Ich würde mal sagen 100-150€ so.


----------



## Herbboy (7. August 2009)

*AW: [Wert schätzen/ evtl. Verkauf] PC Hardware*



> Ich würde mal sagen 100-150€ so.


zusammen leider ja, weil keiner in board+CPU+RAM zB 200€ investieren würde, wenn er zu dem preis ein nagelseues besseres bkommen kann. 
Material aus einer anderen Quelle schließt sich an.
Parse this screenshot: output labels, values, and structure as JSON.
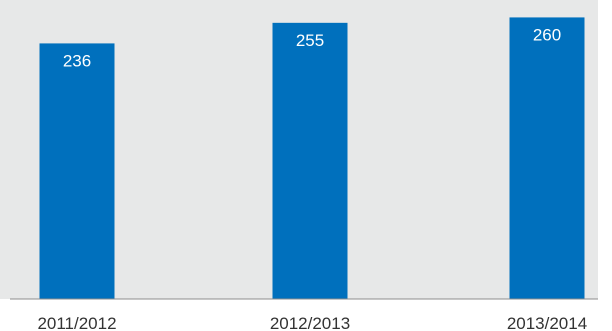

aber   WENN man es einzeln verkauft, sind es sicher mehr. für so939 und DDR1 zahlen die leute teils total bescheuerte beträge, weil die halt noch EINmal aufrüsten wollen. 

bei ebay:

AMD X2 4600+ Sockel 939 => zwischen 75-115€
ASrock 939N68PV-GLAN => 20-40€
3GB DDR-RAM (2* 512MB und 2* 1GB) => für die 512er zusammen ca. 15€, für den 1GB 15-20€
Gainward Geforce 8800GT 512 MB RAM => 50-60€


----------



## Horus21 (7. August 2009)

*AW: [Wert schätzen/ evtl. Verkauf] PC Hardware*

Vielen Dank schon mal an euch beide.


----------



## DonLennschi (8. August 2009)

*AW: [Wert schätzen/ evtl. Verkauf] PC Hardware*

Ich melde schonmal Interesse an der GraKa und dem Mainboard an,will meinen Eltern nen Pc bauen  
Kannst dich ja melden wenn du Interesse hast,den Kram loszuwerden.
Viele Grüße
Lenny


----------